As you have probably realized by now, you don’t actually need a stellar credit score to get approved for a loan. However, when you have a high credit score, this can mean lower interest because the mortgage lender can more confidently let you borrow money. You can also be the proud owner of a bigger home because this means that you are actually capable of making payments.
So what can you do to widen not just your chances of getting approved but also the loan options that will give you more competitive rates? In the next section, we hope to give you tips to help you buy a house that’s right for you without having to shell out more money than you should.
What can I do to improve my mortgage chances?
Regardless of your credit situation, you are probably already qualified for a loan type or two. Doing the following steps, however, will help you boost your credit score further and help you get lower interest so that you can pay your money straight to your savings instead of to mortgage lenders.
1 – Check your credit more often.
Some people are scared of checking their credit because of the fear of where it might be and because they think that doing so will do more harm. First of all, this is a misconception because there is a big difference between hard inquiries and soft inquiries.
Basically, when someone looks at your credit due to a pending application, this is a hard inquiry. Otherwise, when someone pulls your credit, and oftentimes this is you, to look at the general situation, this is merely a soft inquiry, and it doesn’t affect your credit at all.
Furthermore, there are different things you can do to know your FICO Score for free.

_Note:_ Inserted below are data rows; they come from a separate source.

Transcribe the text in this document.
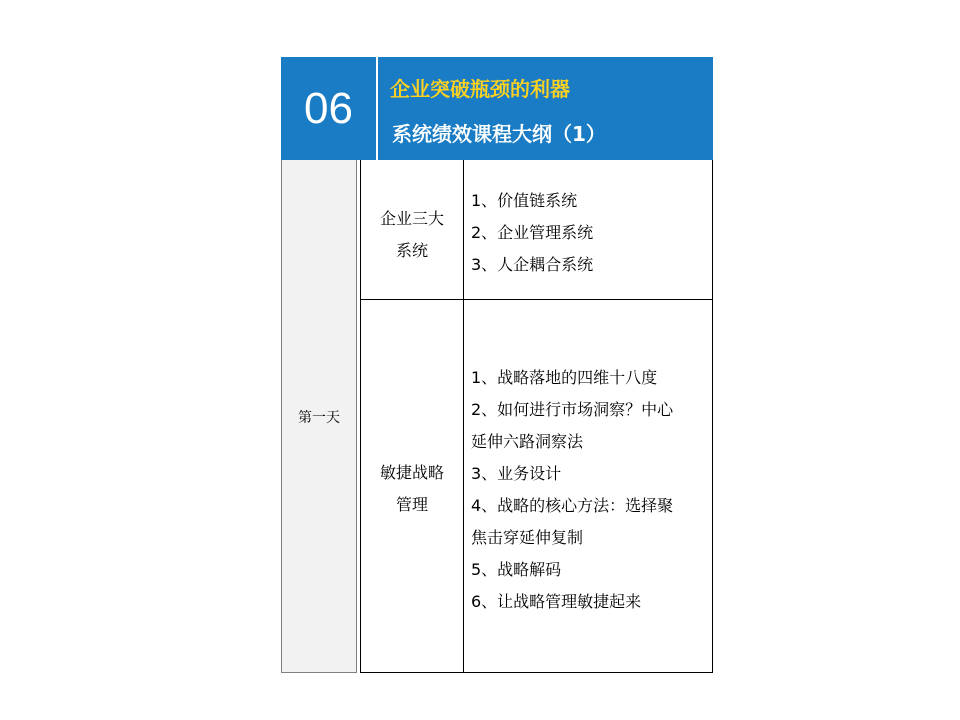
06	企业突破瓶颈的利器
系统绩效课程大纲（1）
第一天
企业三大
系统
1、价值链系统
2、企业管理系统
3、人企耦合系统
敏捷战略
管理
1、战略落地的四维十八度
2、如何进行市场洞察？中心
延伸六路洞察法
3、业务设计
4、战略的核心方法：选择聚
焦击穿延伸复制
5、战略解码
6、让战略管理敏捷起来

There’s Credit Karma and AnnualCreditReport.com, which the federal government officially authorizes to ensure your right to a free credit report. Now and then, you’ll read about places that will charge a fee to let your credit score, and if you do, just run away in a different direction!
Knowing your credit score at any given time is just like checking your weight on the scale. It lets you keep track of your progress, and it will push you to keep doing better. If you’re not convinced, realize that you probably came across this article after you saw your credit report, and you decided that it’s time you do something about it. And now, you are well on your way!
2 – Pay yourself first.
You will hear a lot of financial advisors telling you to do this, “Paying yourself first is the first step to financial freedom.” But what does this really mean?
Simply put, the concept of paying yourself first is making your savings your priority instead of putting away money last whenever you get your salary. Its basic goal is to help you grow your savings to have more money you can invest.
When you are treading along the mortgage route, however, paying yourself first can become more meaningful. Buying a home is an essential investment in yourself. You’re saving money as well as acquiring an asset when you really think about it. But, just as when you’re building your savings, you have to pay yourself first, and for mortgages, this includes paying down your debt since you are beefing yourself up for the biggest financial transaction you’ll ever make in your life.
As you can see, this step is really twofold. Aside from saving money, you also have to lessen your liabilities. And hopefully, this will also help you improve your financial habits overall. But, hey, it’s never too late to start trying!
3 – Get pre-approved.
They say that getting pre-approved for a mortgage is a step you shouldn’t miss in your mortgage journey. It will give you a general idea of how much house you should be looking for and give you a bargaining chip in case the house you want receives several offers from other potential buyers.
Getting pre-approved is definitely a good idea to increase your mortgage chances. It might be hard if you actually get rejected at this stage, but it will be even harder once you already have a house on your mind and you find out that you cannot be approved. But, like getting over the fear of knowing your credit score, this is a necessary hurdle you need to overcome if you really want that motivation boost.
Remember, this is a problem that several have faced before. You are in good company. Go for it!